Tuesday, June 08, 2004

I try to make an effort to keep my professional career distinct from my writing career. They really have nothing to do with each other, and I'm wary that the fluff I write at night will make it hard for some people to take me seriously during the daylight hours. For the same reason, I don't talk about this blog at work, and I don't invite professional colleagues out to the bars to watch me drink myself Pentecostal. It's safer that way.

So imagine my surprise a short time ago when I picked up the phone and, on the line, was an editor with a chain of weekly Manhattan community newspapers I deal with on a professional basis.

"What do you want?" I asked. "A quote? A lead? An ad?"

"No. I want to see if you're willing to be interviewed about your novel for our Gay Pride issue."

[Insert sound of Rob dropping phone to ground here]

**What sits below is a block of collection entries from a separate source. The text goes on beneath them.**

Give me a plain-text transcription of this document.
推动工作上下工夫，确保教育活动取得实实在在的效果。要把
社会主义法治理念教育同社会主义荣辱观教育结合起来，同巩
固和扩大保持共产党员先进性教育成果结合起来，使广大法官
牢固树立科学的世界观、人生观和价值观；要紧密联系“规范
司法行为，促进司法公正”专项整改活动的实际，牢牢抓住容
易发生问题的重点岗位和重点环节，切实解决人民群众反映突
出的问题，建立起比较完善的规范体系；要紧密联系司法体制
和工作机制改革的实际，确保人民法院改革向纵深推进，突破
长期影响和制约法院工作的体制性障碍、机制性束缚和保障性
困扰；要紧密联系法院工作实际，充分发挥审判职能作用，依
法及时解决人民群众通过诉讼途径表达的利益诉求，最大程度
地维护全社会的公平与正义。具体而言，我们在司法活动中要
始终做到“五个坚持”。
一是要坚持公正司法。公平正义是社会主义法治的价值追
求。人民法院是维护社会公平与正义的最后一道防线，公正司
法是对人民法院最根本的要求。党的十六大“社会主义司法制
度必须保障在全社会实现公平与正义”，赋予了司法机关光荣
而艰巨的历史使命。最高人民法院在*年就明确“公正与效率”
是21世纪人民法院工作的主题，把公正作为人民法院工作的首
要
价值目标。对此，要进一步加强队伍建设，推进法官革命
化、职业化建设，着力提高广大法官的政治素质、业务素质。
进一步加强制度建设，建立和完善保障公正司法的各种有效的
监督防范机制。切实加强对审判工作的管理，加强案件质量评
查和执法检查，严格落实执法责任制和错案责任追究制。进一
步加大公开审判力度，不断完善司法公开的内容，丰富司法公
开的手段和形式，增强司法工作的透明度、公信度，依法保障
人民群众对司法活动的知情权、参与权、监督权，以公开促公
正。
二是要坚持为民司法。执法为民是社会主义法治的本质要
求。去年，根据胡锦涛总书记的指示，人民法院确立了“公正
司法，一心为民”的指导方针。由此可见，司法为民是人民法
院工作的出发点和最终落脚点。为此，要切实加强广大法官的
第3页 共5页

When The Night We Met was published, shortly after I started this job, I fully expected to inadvertently out myself as a writer. It didn't happen, though, and the possibility vanished from my mind... until now.

I really don't know why I'm surprised. I do everything as 'Rob Byrnes' -- I don't even use 'Robert,' except on legal and financial documents -- so it's not as if I'm being the least bit circumspect. In fact, it's strange that I've never found any evidence that my professional colleagues have even Googled me. Very strange. I mean, I've Googled all of them. Several times.

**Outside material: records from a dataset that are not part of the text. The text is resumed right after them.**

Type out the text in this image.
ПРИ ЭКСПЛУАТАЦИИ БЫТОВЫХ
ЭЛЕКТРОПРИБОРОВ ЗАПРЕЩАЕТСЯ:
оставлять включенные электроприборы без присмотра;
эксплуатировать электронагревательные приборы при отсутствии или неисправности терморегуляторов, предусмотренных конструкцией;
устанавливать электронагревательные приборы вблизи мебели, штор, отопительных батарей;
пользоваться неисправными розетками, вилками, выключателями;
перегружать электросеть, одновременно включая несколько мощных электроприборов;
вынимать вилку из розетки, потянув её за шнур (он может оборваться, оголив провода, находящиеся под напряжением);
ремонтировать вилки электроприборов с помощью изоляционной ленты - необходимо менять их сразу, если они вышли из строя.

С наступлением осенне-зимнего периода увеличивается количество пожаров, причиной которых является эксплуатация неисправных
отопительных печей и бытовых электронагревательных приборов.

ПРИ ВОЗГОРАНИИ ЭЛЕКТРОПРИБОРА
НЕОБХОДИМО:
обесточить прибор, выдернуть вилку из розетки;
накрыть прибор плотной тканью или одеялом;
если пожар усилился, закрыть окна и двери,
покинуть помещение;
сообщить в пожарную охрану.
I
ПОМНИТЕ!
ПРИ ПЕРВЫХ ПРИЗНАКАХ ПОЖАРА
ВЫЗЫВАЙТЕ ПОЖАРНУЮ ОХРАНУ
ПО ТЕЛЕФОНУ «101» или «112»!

Don't get me wrong: it's a good thing, and I'm glad the intrepid editor was clever enough to put two and two together. Yes, it's a surprise, but now that I've held this job for 27 months, I don't think the book alone will give me the reputation of being a light-weight. I survived getting highlights without alarming my Board of Directors, so I think I'm pretty secure.

Anyway, the interview is at 3:00 tomorrow afternoon. I'll say nice things about all of you. Promise.